The 2010–11 Longwood Lancers men's basketball team represented Longwood University during the 2010–11 NCAA Division I men's basketball season. The team was led by eighth-year head coach Mike Gillian, and played their home games at Willett Hall as a Division I independent school.

==Last season==
The Lancers had a record of 12–19.

== Schedule ==

| Date time, TV | Opponent | Result | Record | Site (attendance) city, state |
Regular season
| November 12* 8:00 pm | at No. 7 Kansas | L 75–113 | 0–1 | Allen Fieldhouse (16,300) Lawrence, KS |
| November 15* 8:00 pm | at Stephen F. Austin | L 54–80 | 0–2 | William R. Johnson Coliseum (1,856) Nacogdoches, TX |
| November 18* 7:00 pm | Virginia–Wise | W 104–70 | 1–2 | Willett Hall (1,318) Farmville, VA |
| November 20* 7:00 pm | Columbia | W 95–76 | 2–2 | Willett Hall (1,348) Farmville, VA |
| November 22* 7:00 pm | Montreat | W 111–62 | 3–2 | Willett Hall (1,162) Farmville, VA |
| November 27* 1:00 pm | at Campbell | L 77–93 | 3–3 | Pope Convocation Center (1,023) Buies Creek, NC |
| November 29* 7:00 pm | Fairleigh Dickinson | L 78–83 | 3–4 | Willett Hall (1,129) Farmville, VA |
| December 1* 7:00 pm, FCS | James Madison | L 78–88 | 3–5 | Willett Hall (1,963) Farmville, VA |
| December 4* 2:00 pm | at Marquette | L 65–96 | 3–6 | BMO Harris Bradley Center (13,869) Milwaukee, WI |
| December 11* 1:00 pm | at VMI | L 82–114 | 3–7 | Cameron Hall (3,212) Lexington, VA |
| December 13* 7:00 pm | at Seton Hall | L 51–78 | 3–8 | Prudential Center (5,836) Newark, NJ |
| December 17* 9:00 pm | at New Mexico IBN Sports Las Vegas Classic | L 54–91 | 3–9 | WisePies Arena (14,144) Albuquerque, NM |
| December 19* 4:00 pm | at Colorado IBN Sports Las Vegas Classic | L 59–104 | 3–10 | Coors Events Center (2,556) Boulder, CO |
| December 22* 2:30 pm | vs.
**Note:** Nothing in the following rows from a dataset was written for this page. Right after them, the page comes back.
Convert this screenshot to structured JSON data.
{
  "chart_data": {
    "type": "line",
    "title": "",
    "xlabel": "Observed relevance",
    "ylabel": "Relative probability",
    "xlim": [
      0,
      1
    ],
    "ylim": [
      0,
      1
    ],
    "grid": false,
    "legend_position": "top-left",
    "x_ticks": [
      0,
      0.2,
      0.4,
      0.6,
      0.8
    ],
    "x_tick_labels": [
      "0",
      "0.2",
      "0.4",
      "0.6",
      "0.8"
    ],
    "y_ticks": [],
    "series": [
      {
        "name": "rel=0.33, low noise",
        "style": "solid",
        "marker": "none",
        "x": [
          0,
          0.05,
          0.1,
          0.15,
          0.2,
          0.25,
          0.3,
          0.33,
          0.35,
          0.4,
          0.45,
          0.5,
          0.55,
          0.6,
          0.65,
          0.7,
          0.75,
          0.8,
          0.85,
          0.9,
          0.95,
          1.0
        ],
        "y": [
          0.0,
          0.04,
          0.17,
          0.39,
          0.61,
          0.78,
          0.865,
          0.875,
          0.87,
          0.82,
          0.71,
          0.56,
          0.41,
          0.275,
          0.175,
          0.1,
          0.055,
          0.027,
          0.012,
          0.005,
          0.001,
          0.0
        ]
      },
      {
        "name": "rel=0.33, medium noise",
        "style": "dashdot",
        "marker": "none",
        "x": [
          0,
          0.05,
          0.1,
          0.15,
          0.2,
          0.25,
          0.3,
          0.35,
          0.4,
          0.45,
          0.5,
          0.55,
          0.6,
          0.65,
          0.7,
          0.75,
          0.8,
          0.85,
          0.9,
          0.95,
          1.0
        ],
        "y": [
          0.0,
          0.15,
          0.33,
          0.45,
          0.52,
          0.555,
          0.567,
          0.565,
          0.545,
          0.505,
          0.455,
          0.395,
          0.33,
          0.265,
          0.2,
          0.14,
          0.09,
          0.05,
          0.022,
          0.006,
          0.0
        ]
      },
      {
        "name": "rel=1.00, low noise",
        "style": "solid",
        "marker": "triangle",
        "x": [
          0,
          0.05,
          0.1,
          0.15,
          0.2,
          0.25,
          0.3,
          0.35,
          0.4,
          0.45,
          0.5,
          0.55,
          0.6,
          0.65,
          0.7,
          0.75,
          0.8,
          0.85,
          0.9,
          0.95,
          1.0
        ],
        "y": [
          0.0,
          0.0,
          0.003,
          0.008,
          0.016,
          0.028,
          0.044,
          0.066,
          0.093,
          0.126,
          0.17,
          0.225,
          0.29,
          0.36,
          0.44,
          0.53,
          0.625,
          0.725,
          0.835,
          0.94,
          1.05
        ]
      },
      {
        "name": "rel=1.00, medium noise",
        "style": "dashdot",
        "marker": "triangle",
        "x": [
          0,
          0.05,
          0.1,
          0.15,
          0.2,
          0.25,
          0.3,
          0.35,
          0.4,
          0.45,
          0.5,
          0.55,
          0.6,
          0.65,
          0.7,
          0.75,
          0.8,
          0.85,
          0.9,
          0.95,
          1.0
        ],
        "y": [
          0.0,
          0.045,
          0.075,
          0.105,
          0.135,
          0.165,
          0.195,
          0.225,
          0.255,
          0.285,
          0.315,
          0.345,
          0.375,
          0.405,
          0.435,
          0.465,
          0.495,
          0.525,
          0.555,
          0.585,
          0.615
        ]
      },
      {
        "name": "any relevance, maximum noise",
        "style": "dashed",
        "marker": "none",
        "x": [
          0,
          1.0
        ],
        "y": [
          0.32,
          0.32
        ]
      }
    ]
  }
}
SIU Edwardsville IBN Sports Las Vegas Classic | L 71–78 | 3–11 | Orleans Arena (150) Las Vegas, NV |
| December 23* 2:30 pm | vs. South Carolina State IBN Sports Las Vegas Classic | W 90–73 | 4–11 | Orleans Arena (150) Las Vegas, NV |
| December 29* 7:00 pm | William & Mary | W 83–81 | 5–11 | Willett Hall (1,339) Farmville, VA |
| January 2* 2:00 pm | Colgate | L 61–80 | 5–12 | Willett Hall (402) Farmville, VA |
| January 4* 7:30 pm | at Navy | L 70–87 | 5–13 | Alumni Hall (1,433) Annapolis, MD |
| January 6* 7:00 pm | South Dakota | W 85–82 | 6–13 | Willett Hall (306) Farmville, VA |
| January 9* 7:00 pm | at North Dakota | L 74–90 | 6–14 | Betty Engelstad Sioux Center (1,301) Grand Forks, ND |
| January 18* 7:00 pm | NJIT | W 88–81 | 7–14 | Willett Hall (1,218) Farmville, VA |
| January 22* 7:00 pm | at Virginia Tech | L 52–70 | 7–15 | Cassell Coliseum (9,847) Blacksburg, VA |
| January 25* 7:00 pm | Campbell | W 72–62 | 8–15 | Willett Hall (1,429) Farmville, VA |
| January 29* 2:00 pm | Savannah State | L 67–76 | 8–16 | Willett Hall (1,158) Farmville, VA |
| February 2* 7:00 pm | at Colgate | L 86–97 | 8–17 | Cotterell Court (587) Hamilton, NY |
| February 5* 2:00 pm | at NJIT | L 64–65 | 8–18 | Fleisher Center (620) Newark, NJ |
| February 9* 8:00 pm | at Maryland | L 52–106 | 8–19 | Comcast Center (14,526) College Park, MD |
| February 12* 2:00 pm | at Savannah State | W 75–56 | 9–19 | Tiger Arena (633) Savannah, GA |
| February 16* 7:00 pm | Southern Virginia | W 99–64 | 10–19 | Willett Hall (1,332) Farmville, VA |
| February 19* 2:00 pm | Cal State Bakersfield | W 79–72 | 11–19 | Willett Hall (1,138) Farmville, VA |
| February 24* 7:00 pm | Washington Adventist | W 113–84 | 12–19 | Willett Hall (1,348) Farmville, VA |
*Non-conference game. (#) Tournament seedings in parentheses. All times are in Eastern Time.